Tegiri Nenashi - 11 Jan 2008 19:40 GMT
> Is entropy
> still widely used in information science? Is it relevant to database
> theory?
http://www.sigmod.org/pods/proc00/papers/dalkilic.pdf
Joe Thurbon - 12 Jan 2008 00:38 GMT
> Instead of hijacking another topic, I'll start this topic.
>
> David BL suggested that a way to quantify information is the number of bits
> needed to encode, allowing for compression.
I think the term being looked for is
http://en.wikipedia.org/wiki/Kolmogorov_complexity
There's been a _lot_ of work done in this area.
> I said I preferred entropy as
> the measure of information, and suggested that the two measures might in
> some way be equivalent. Someone else recalled the concept of entropy from
> the study of statistical mechanics and thermodynamics in physics.
It also gets a good work out in machine learning. Many of the classical
algorithms (decision trees in their various forms) have
information-gain (which is defined in terms of entropy) at their heart.

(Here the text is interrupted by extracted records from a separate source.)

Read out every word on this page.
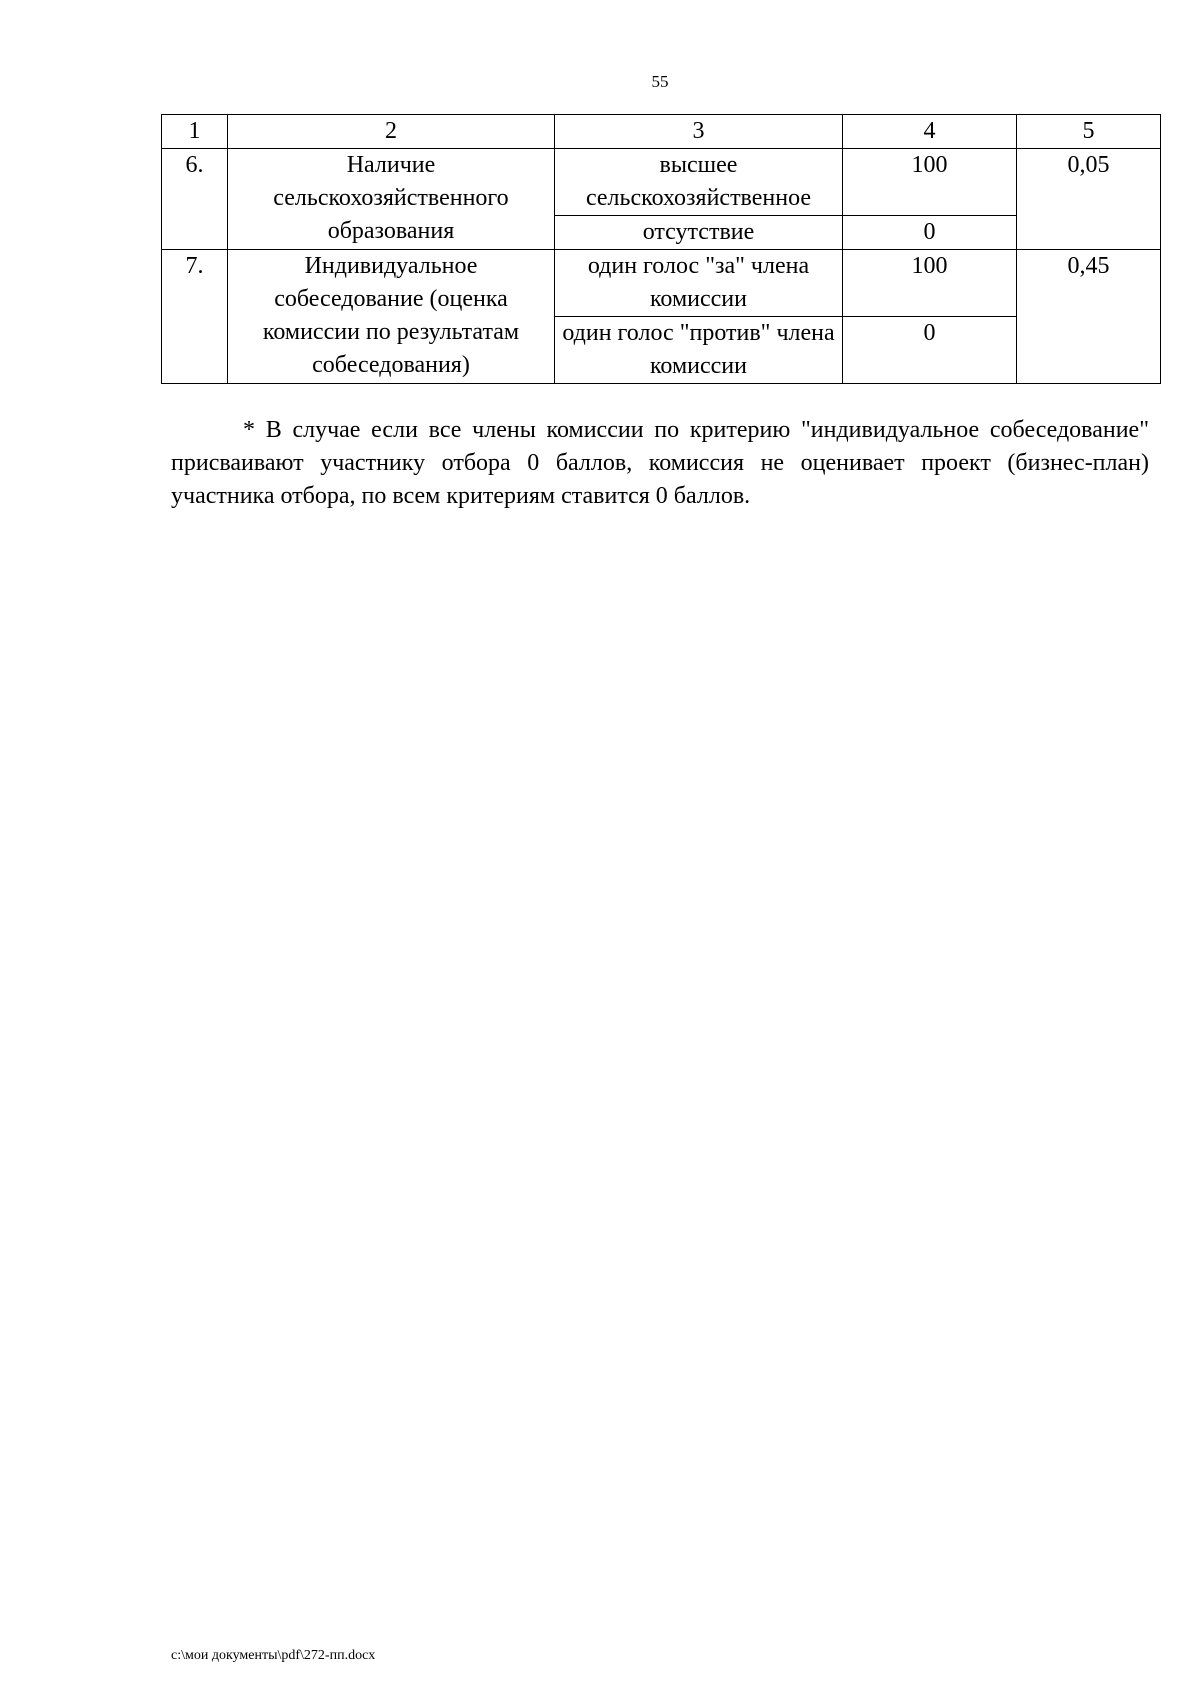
55
1	2	3	4	5
6.	Наличие сельскохозяйственного образования	высшее сельскохозяйственное	100	0,05
		отсутствие	0	
7.	Индивидуальное собеседование (оценка комиссии по результатам собеседования)	один голос "за" члена комиссии	100	0,45
		один голос "против" члена комиссии	0	

* В случае если все члены комиссии по критерию "индивидуальное собеседование" присваивают участнику отбора 0 баллов, комиссия не оценивает проект (бизнес-план) участника отбора, по всем критериям ставится 0 баллов.

c:\мои документы\pdf\272-пп.docx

(The precise definition is closely related to the number of bits
required for representation)
I vaguely recall that some of the more theoretical machine learning
results (like learnability and optimality results) rely on a notion entropy.
[... snip interesting perspective ...]
> All of this goes back to the 1960s, and some of it to the 1940s. Is entropy
> still widely used in information science?
Yes.
> Is it relevant to database theory?
Good question.
Cheers,
Joe
David Cressey - 12 Jan 2008 09:17 GMT
[snip good stuff]
> I vaguely recall that some of the more theoretical machine learning
> results (like learnability and optimality results) rely on a notion entropy.
I once wrote a little program to play Mastermind (a code guessing game)
using entropy to measure a move's worth. Mastermind can be played using a
brute force tree search. But my program tried out only about 10 moves, and
picked the one with the best entropy. Its play was only slightly inferior
to the play of a brute force tree searcher.